In 2016, the Chinese spirits market held 32.8 percent of the global volume share and 52.3 percent of the Asia-Pacific regional volume share – and it is projected to reach 46.9 percent and 66.2 percent respectively by 2021. The volume of spirits consumption is expected to rise from 8.4 billion liters in 2016 to 16.9 billion liters in 2021, growing at a CAGR of 15 percent.
China’s younger consumer base that drinks on social occasions and the country’s increasing number of female drinkers will play a key role in the years to come for the Chinese spirits market. Per capita, spirits consumption in the country was pegged at 7.3 liters in 2016, nearly a full liter over the global average of 6.4 liters and 6.2 liters in the Asia-Pacific region. China’s per capita spirits consumption is set to rise to 14.4 liters by 2021, according to the report.
GlobalData analyst Ryan Whittaker says: “The country’s GDP has grown at a rate of around 7-8 percent in the last few years, which has increased disposable income, especially in more cosmopolitan urban areas. With more dispensable income, these Chinese consumers love to spend on social occasions, especially on drink.”
Specialty Spirits are Chinese drinkers’ favorite category compared to other sprit types; it accounted for 94.2 percent and 98.2 percent in terms of value and volume respectively in 2016. This large size is caused by a large amount of locally produced and China-specific spirits.
The category, worth US$193.3 billion in 2016, is set to grow further at 15.1 percent per year, dominating the overall spirits market to 2021. Brandy was second in the market with a 3.9 percent value share and a 0.9 percent volume share, followed by Whiskey, Vodka, Gin and Genever, Tequila and Mezcal, Liqueurs and Rum. Of these trailing categories, Tequila and Mezcal demonstrate the most notable signs of potential growth ahead, according to the report.
Whittaker adds: “While the Tequila and Mezcal category is at the bottom in terms of value and volume, it will witness the fastest growth, rising at 21.6 percent over 2016-2021.”
In 2016, every six in ten spirits consumers were made in China. Consumption was high among consumers with tertiary education, who accounted for 75.6 percent of the total, followed by 17.3 percent consumers with post-secondary education. In terms of geography, spirits consumption is mostly concentrated in urban China with a significant share of 97.5 percent.
Whittaker concludes: “Rural China’s consumption is almost negligible in all categories except specialty spirits.
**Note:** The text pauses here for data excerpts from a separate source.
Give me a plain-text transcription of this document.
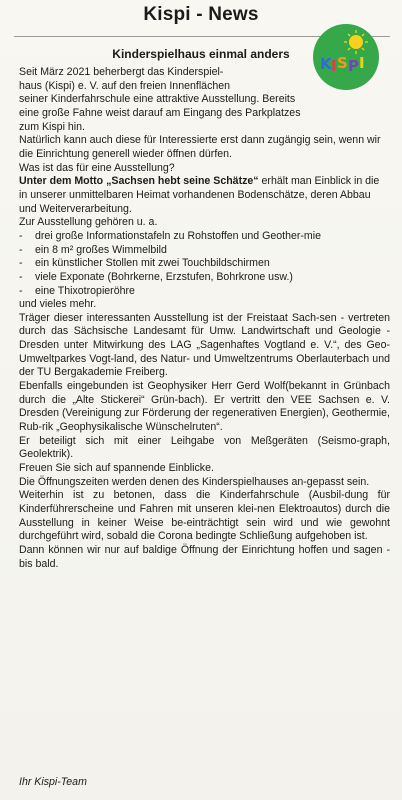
Kispi - News
Kinderspielhaus einmal anders
K I S P I

Seit März 2021 beherbergt das Kinderspiel-
haus (Kispi) e. V. auf den freien Innenflächen
seiner Kinderfahrschule eine attraktive Ausstellung. Bereits
eine große Fahne weist darauf am Eingang des Parkplatzes
zum Kispi hin.

Natürlich kann auch diese für Interessierte erst dann zugängig sein, wenn wir die Einrichtung generell wieder öffnen dürfen.

Was ist das für eine Ausstellung?

Unter dem Motto „Sachsen hebt seine Schätze“ erhält man Einblick in die in unserer unmittelbaren Heimat vorhandenen Bodenschätze, deren Abbau und Weiterverarbeitung.

Zur Ausstellung gehören u. a.

- drei große Informationstafeln zu Rohstoffen und Geother-mie
- ein 8 m² großes Wimmelbild
- ein künstlicher Stollen mit zwei Touchbildschirmen
- viele Exponate (Bohrkerne, Erzstufen, Bohrkrone usw.)
- eine Thixotropieröhre

und vieles mehr.

Träger dieser interessanten Ausstellung ist der Freistaat Sach-sen - vertreten durch das Sächsische Landesamt für Umw. Landwirtschaft und Geologie - Dresden unter Mitwirkung des LAG „Sagenhaftes Vogtland e. V.“, des Geo-Umweltparkes Vogt-land, des Natur- und Umweltzentrums Oberlauterbach und der TU Bergakademie Freiberg.

Ebenfalls eingebunden ist Geophysiker Herr Gerd Wolf(bekannt in Grünbach durch die „Alte Stickerei“ Grün-bach). Er vertritt den VEE Sachsen e. V. Dresden (Vereinigung zur Förderung der regenerativen Energien), Geothermie, Rub-rik „Geophysikalische Wünschelruten“.

Er beteiligt sich mit einer Leihgabe von Meßgeräten (Seismo-graph, Geolektrik).

Freuen Sie sich auf spannende Einblicke.

Die Öffnungszeiten werden denen des Kinderspielhauses an-gepasst sein.

Weiterhin ist zu betonen, dass die Kinderfahrschule (Ausbil-dung für Kinderführerscheine und Fahren mit unseren klei-nen Elektroautos) durch die Ausstellung in keiner Weise be-einträchtigt sein wird und wie gewohnt durchgeführt wird, sobald die Corona bedingte Schließung aufgehoben ist.

Dann können wir nur auf baldige Öffnung der Einrichtung hoffen und sagen - bis bald.

Ihr Kispi-Team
As the consumers were mostly from urban areas, hypermarkets and supermarkets emerged as the leading channel for spirits distribution in 2016, with a 54.4 percent share of volumes.”
22 Jun 2018 –
New surveys of more than 5,000 consumers in five ...
22 Jun 2018 –
Unilever is calling on content creators and ...
21 Jun 2018 –
The EU is hitting back at US steel and aluminum ...
18 Jun 2018 –
Most dairy commodity prices have been rallying ...
18 Jun 2018 –
Italian company Faravelli has grown from a small ...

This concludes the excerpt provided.